What role did Sotheby’s play in the sale of the original Pepe NFT from the 3AC estate?
Sotheby’s, the well-known auction house, facilitated the sale of the original Pepe NFT from the 3AC estate. The auction house has been actively involved in the sale of high-profile NFTs, including the sale of the world’s first NFT artwork by Beeple for $69 million in March 2021. Sotheby’s involvement in the sale of the original Pepe NFT highlights the growing interest in NFTs among traditional art collectors and investors.
Can you explain the impact of high-profile NFT sales on the digital art community?
High-profile NFT sales have had a significant impact on the digital art community, bringing increased attention and recognition to the medium. The sale of high-profile NFTs has also led to increased demand for digital art, with artists and collectors alike looking to capitalize on the growing interest in the medium. The sale of the original Pepe NFT is just one example of the impact that NFTs are having on the wider art world, as traditional art collectors and investors begin to take notice of the potential of this emerging asset class.
Crypto
Unpacking FTX’s Claim Window Prices: Implications for Cryptocurrency Users and Market Dynamics
Introduction
In the fast-paced world of cryptocurrency, recent events surrounding FTX’s claim window prices have sparked significant concern among users and investors. This article delves into the implications of FTX’s actions on Bitcoin, Ethereum, and other cryptocurrencies, shedding light on the broader market dynamics.

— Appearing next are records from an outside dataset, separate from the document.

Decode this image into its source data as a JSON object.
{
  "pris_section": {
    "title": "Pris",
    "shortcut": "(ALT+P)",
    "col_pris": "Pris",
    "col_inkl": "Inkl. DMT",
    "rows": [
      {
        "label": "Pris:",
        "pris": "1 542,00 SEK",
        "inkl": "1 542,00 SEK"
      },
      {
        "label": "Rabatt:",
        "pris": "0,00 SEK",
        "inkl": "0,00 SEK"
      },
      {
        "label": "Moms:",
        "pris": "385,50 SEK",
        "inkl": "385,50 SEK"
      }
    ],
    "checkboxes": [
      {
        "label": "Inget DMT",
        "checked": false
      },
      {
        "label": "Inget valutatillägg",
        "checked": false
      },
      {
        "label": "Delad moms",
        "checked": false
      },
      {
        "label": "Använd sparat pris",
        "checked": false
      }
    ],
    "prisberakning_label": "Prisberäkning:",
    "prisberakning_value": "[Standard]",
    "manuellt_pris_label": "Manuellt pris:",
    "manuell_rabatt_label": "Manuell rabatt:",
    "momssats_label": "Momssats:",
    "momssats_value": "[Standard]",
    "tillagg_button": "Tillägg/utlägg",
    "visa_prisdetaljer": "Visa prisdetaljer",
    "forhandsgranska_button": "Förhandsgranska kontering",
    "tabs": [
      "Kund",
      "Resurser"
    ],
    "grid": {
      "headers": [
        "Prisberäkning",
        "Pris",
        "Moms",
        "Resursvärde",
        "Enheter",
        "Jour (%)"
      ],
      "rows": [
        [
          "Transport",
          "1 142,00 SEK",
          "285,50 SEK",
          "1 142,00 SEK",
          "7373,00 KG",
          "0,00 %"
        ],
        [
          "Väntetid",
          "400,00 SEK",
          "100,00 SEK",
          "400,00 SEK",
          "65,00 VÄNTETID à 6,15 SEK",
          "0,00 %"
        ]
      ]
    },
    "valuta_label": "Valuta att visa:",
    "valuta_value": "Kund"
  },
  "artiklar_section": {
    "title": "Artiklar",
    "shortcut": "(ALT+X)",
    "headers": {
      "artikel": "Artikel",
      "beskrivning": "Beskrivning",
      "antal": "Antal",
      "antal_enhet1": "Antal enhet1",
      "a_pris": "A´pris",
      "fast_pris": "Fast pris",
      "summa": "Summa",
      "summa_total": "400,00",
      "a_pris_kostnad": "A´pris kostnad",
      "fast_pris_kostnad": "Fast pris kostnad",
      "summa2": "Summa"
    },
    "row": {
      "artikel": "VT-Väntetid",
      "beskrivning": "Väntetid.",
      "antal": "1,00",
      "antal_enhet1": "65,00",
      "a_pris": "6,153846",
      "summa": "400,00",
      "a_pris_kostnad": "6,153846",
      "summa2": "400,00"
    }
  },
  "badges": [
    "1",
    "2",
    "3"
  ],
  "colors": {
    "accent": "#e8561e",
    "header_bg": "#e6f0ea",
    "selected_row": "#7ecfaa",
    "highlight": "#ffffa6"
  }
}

Understanding FTX’s Claim Window Prices:
FTX’s bankruptcy has led to a situation where cryptocurrency users face claim window prices below market rates. This discrepancy has raised questions about accountability and transparency within the industry.
Impact on Cryptocurrency Users:
Cryptocurrency users affected by FTX’s claim window prices are understandably worried about the implications for their assets. The lower prices offered during the claim window can have a direct impact on the value of their holdings.
Seeking Accountability from FTX:
In response to these developments, many affected users have taken to various platforms to express their concerns and demand accountability from FTX. The need for transparency and fair treatment in such situations is paramount for maintaining trust within the cryptocurrency community.
Market Dynamics and Ripple Effects:
The ripple effects of FTX’s claim window prices extend beyond individual users to impact broader market dynamics. The pricing discrepancies can create uncertainty and volatility in the market, influencing trading patterns and investor sentiment.

Navigating Legal and Regulatory Frameworks:
As cryptocurrency markets continue to evolve, navigating the legal and regulatory frameworks surrounding such incidents becomes crucial. Understanding the rights and responsibilities of users in cases of exchange insolvency is essential for protecting assets and ensuring fair treatment.
Lessons Learned and Moving Forward:
The events surrounding FTX’s claim window prices serve as a reminder of the inherent risks in the cryptocurrency space. Learning from these experiences can help users make more informed decisions and advocate for greater accountability within the industry.
Conclusion:
FTX’s claim window prices have brought to light important issues regarding transparency, accountability, and market dynamics in the cryptocurrency space. By understanding the implications of such events and advocating for fair treatment, users can contribute to a more resilient and trustworthy ecosystem.